How can one, in the world today, justify “pirating” a song, when there is so many ways of getting, said product?
In my opinion, the cost of virtual goods (videos, movies, music, pod-casts, articles) are higher than their perceived value by the consumer.
With these images on the internet, the cost of storage, distribution, and revenue generation is almost zero. Yet an album is still priced around $10-$20. In such an environment, scarcity is pre-dominantly artificial, whether it created by DRM or regional restrictions or pricing schemes, only serve to fuel piracy.
In my case, I would have gladly paid for it on iTunes, but it wasn’t available there. It was available on Spotify, but of course, that is not available in Canada (it’s only been 3 years since the rest of the world has access to it). So my choice is between being denied access to content I’m willing to pay for, or fire up a browser, find the torrent, and download it. Guess which one I chose?
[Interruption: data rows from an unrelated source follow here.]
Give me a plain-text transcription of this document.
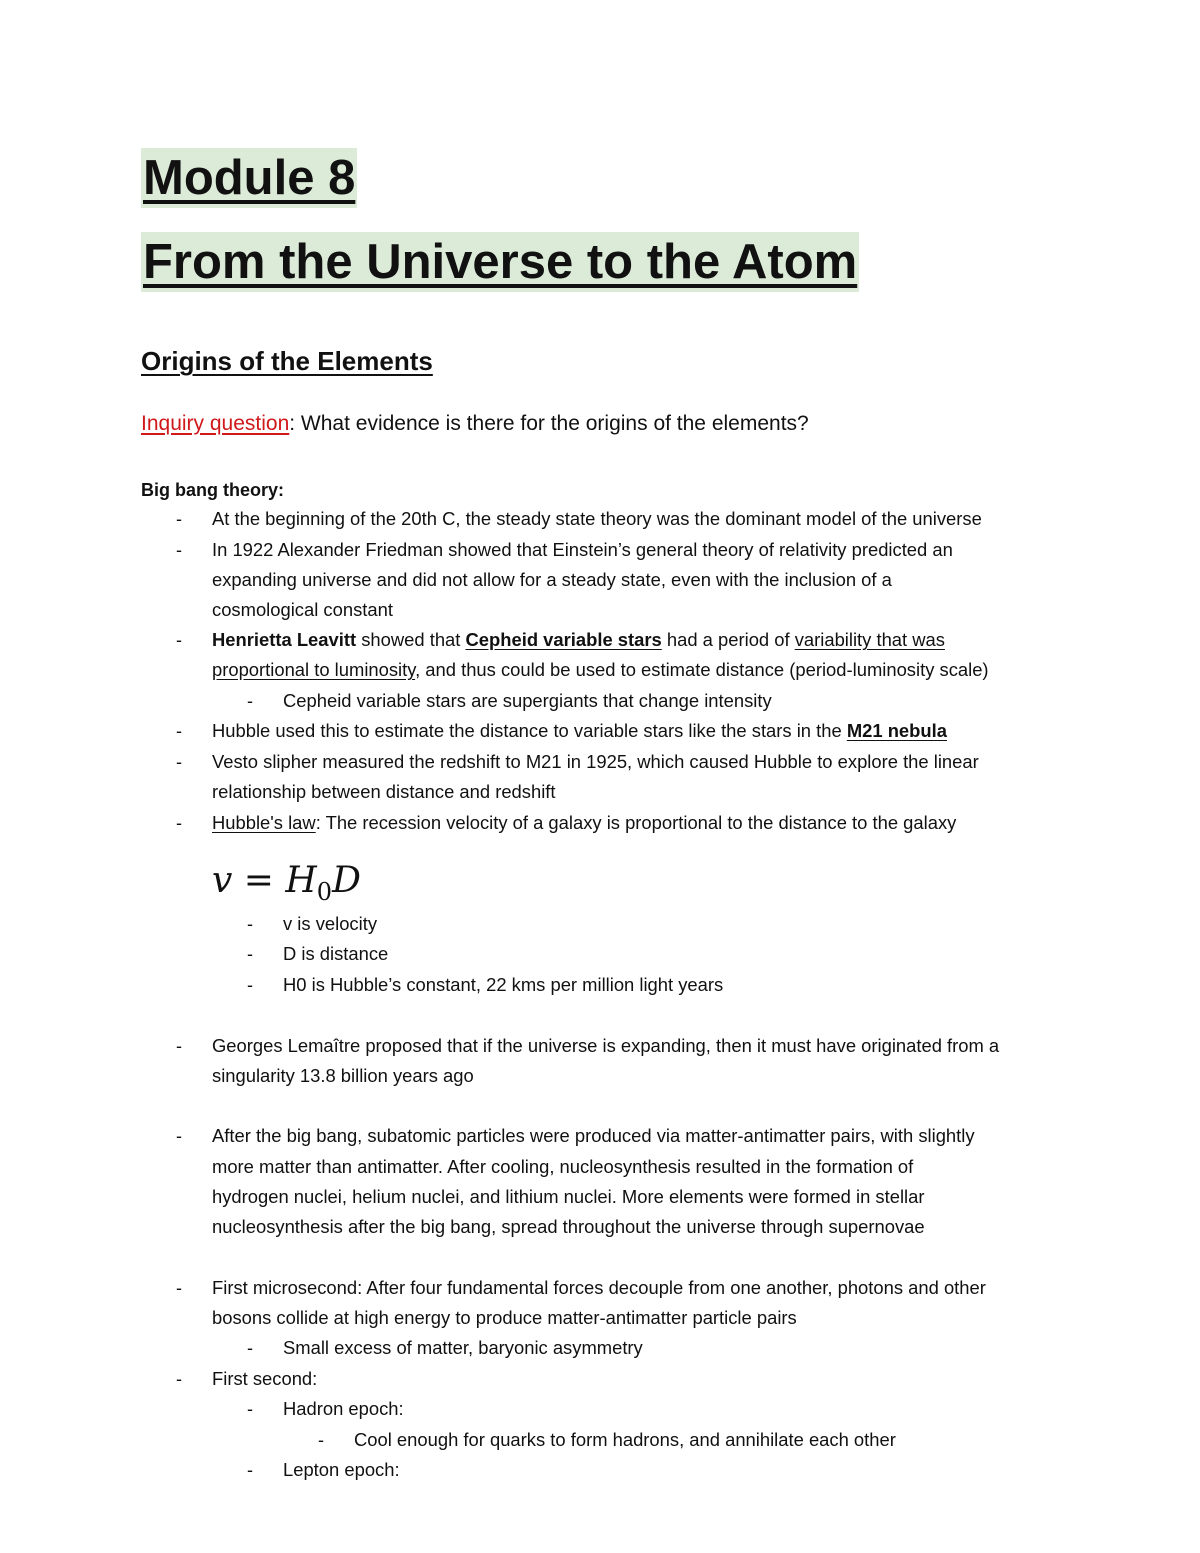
Module 8
From the Universe to the Atom
Origins of the Elements
Inquiry question: What evidence is there for the origins of the elements?
Big bang theory:
- At the beginning of the 20th C, the steady state theory was the dominant model of the universe
- In 1922 Alexander Friedman showed that Einstein’s general theory of relativity predicted an
expanding universe and did not allow for a steady state, even with the inclusion of a
cosmological constant
- Henrietta Leavitt showed that Cepheid variable stars had a period of variability that was
proportional to luminosity, and thus could be used to estimate distance (period-luminosity scale)
- Cepheid variable stars are supergiants that change intensity
- Hubble used this to estimate the distance to variable stars like the stars in the M21 nebula
- Vesto slipher measured the redshift to M21 in 1925, which caused Hubble to explore the linear
relationship between distance and redshift
- Hubble's law: The recession velocity of a galaxy is proportional to the distance to the galaxy
$v = H_0D$
- v is velocity
- D is distance
- H0 is Hubble’s constant, 22 kms per million light years
- Georges Lemaître proposed that if the universe is expanding, then it must have originated from a
singularity 13.8 billion years ago
- After the big bang, subatomic particles were produced via matter-antimatter pairs, with slightly
more matter than antimatter. After cooling, nucleosynthesis resulted in the formation of
hydrogen nuclei, helium nuclei, and lithium nuclei. More elements were formed in stellar
nucleosynthesis after the big bang, spread throughout the universe through supernovae
- First microsecond: After four fundamental forces decouple from one another, photons and other
bosons collide at high energy to produce matter-antimatter particle pairs
- Small excess of matter, baryonic asymmetry
- First second:
- Hadron epoch:
- Cool enough for quarks to form hadrons, and annihilate each other
- Lepton epoch:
Fred Wilson, says it better than I can ever hope to (seems like he had a similar problem, and found the same solution):
I understand their muscle memory in terms of the scarcity business model. But restricting access to content is a bad business model in the age of a global network that costs practically nothing to distribute on.
We, humans are creative beings, and we will always seek the shortest, fastest, cheapest path to creative content. We can make it illegal, but we can’t stop people from reaching out to their fundamental impulses. Perhaps it is time we change the way we have organized how we make money from those impulses.